Dois homens em uniforme branco analisam maquete de navio militar sobre mapa náutico em cais com navio ao fundo.

As Filipinas estão prestes a receber um novo navio de patrulha oceânica (OPV) construído na Coreia do Sul - o primeiro de um lote de seis embarcações que ilustra o ritmo acelerado com que o país tenta modernizar a sua presença no mar.

Primeiro OPV construído na Coreia do Sul segue para águas filipinas

Segundo pessoas a par do programa, o futuro BRP Rajah Sulayman (PS-20) deixou o estaleiro da HD Hyundai Heavy Industries (HD Hyundai HHI), em Ulsan, e já navega rumo às Filipinas. No início do mês, houve uma cerimônia discreta de despedida na Coreia do Sul, e imagens do momento passaram a circular nas redes sociais.

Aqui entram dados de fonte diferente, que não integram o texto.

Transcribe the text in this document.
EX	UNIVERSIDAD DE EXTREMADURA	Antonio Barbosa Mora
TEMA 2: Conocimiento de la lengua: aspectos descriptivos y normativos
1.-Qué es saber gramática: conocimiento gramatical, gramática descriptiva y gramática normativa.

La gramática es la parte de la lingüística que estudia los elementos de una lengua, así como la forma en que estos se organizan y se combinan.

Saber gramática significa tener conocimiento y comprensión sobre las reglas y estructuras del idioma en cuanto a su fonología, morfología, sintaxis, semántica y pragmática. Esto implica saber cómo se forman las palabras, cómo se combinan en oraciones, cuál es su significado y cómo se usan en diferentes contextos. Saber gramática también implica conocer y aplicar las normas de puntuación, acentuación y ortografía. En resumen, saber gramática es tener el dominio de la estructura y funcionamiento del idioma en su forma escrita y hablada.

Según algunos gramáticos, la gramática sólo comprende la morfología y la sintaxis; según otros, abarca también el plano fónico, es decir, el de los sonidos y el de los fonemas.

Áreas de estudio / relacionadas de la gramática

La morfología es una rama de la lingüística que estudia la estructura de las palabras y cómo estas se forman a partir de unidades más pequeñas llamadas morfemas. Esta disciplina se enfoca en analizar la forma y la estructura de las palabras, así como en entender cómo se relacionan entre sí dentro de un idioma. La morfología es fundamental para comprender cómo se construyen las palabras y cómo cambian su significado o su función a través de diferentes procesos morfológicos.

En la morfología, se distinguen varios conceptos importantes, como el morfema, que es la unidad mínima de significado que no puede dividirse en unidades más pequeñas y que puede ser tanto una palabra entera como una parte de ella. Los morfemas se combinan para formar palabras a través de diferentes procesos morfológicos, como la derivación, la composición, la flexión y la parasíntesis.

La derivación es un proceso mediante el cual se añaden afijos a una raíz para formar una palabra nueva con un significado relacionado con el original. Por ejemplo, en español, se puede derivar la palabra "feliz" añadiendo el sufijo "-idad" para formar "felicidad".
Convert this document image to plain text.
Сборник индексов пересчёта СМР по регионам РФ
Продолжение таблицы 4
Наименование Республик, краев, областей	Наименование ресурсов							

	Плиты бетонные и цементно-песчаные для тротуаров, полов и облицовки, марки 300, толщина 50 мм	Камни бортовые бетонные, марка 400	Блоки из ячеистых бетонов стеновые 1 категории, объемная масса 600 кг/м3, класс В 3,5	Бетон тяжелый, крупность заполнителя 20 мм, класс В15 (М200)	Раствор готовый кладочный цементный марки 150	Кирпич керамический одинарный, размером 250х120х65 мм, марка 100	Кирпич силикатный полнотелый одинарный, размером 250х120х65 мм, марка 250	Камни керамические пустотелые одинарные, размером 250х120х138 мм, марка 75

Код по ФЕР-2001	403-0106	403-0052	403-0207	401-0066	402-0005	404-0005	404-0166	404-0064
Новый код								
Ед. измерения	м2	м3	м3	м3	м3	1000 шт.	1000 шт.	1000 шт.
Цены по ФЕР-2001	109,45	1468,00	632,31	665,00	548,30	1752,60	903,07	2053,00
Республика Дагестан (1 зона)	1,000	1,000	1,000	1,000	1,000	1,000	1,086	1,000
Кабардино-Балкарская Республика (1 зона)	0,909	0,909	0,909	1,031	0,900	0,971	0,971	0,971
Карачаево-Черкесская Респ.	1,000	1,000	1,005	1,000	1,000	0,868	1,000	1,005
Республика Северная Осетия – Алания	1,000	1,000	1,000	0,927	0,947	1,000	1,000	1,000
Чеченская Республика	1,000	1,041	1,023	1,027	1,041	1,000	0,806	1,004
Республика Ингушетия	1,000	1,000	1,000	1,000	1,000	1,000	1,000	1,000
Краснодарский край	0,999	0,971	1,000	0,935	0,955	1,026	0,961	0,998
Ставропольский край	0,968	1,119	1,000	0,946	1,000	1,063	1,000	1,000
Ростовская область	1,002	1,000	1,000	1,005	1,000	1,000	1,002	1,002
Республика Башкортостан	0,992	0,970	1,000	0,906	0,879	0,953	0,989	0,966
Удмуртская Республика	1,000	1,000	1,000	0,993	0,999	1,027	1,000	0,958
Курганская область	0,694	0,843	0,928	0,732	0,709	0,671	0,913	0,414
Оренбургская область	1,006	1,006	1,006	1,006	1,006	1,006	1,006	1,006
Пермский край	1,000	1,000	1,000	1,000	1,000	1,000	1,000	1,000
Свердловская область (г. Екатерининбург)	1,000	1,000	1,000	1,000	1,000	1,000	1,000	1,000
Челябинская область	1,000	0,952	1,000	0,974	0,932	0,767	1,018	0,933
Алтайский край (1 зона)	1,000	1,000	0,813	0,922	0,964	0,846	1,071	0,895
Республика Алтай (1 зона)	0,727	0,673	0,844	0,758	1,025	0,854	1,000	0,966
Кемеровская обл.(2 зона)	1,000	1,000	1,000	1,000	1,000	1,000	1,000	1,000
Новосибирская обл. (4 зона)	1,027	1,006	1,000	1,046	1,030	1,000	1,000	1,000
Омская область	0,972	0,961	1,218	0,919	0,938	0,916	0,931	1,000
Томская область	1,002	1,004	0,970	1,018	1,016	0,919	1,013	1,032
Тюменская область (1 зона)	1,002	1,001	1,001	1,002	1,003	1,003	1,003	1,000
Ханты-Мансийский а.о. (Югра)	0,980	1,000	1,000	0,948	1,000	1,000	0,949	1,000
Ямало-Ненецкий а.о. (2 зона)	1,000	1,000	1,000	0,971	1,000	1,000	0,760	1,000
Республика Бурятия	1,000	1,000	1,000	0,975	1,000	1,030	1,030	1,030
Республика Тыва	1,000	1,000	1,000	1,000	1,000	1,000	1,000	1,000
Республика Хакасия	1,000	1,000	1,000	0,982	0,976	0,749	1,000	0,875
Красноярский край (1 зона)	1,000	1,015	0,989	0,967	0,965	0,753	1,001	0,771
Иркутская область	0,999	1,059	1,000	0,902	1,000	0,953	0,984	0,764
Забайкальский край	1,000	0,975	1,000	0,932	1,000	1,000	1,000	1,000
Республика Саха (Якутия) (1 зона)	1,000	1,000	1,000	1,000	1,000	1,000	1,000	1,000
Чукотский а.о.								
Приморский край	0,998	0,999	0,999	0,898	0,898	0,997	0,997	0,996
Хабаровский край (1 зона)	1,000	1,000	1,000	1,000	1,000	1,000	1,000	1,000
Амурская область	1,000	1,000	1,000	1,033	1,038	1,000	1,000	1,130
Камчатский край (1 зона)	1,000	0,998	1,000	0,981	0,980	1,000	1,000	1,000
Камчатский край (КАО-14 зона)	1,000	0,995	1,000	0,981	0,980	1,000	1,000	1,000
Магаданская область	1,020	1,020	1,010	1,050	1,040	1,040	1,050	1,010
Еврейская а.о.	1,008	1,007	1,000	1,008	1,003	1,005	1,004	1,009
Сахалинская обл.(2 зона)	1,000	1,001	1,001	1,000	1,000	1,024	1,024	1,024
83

O navio é o primeiro de uma nova classe de OPVs encomendada por Manila num contrato de ₱30 billion (about $573 million), assinado em 2022 com a HD Hyundai HHI. Outras cinco unidades devem ser entregues ao longo dos próximos anos.

"A classe Rajah Sulayman marca uma mudança de cascos antigos, de segunda mão, para navios de guerra construídos sob medida para as necessidades marítimas das Filipinas."

Para uma marinha que, por muito tempo, dependeu de embarcações repassadas por aliados, a chegada de um patrulheiro moderno e desenhado especificamente para o seu uso representa um passo relevante dentro do esforço de modernização de longo prazo.

O que os novos OPVs realmente conseguem fazer

Cada um dos seis navios de patrulha oceânica tem deslocamento em plena carga de cerca de 2,400 tonnes, com 94 metres de comprimento e 14 metres de boca. O projeto foi pensado para patrulhas longas nas extensas áreas marítimas do país.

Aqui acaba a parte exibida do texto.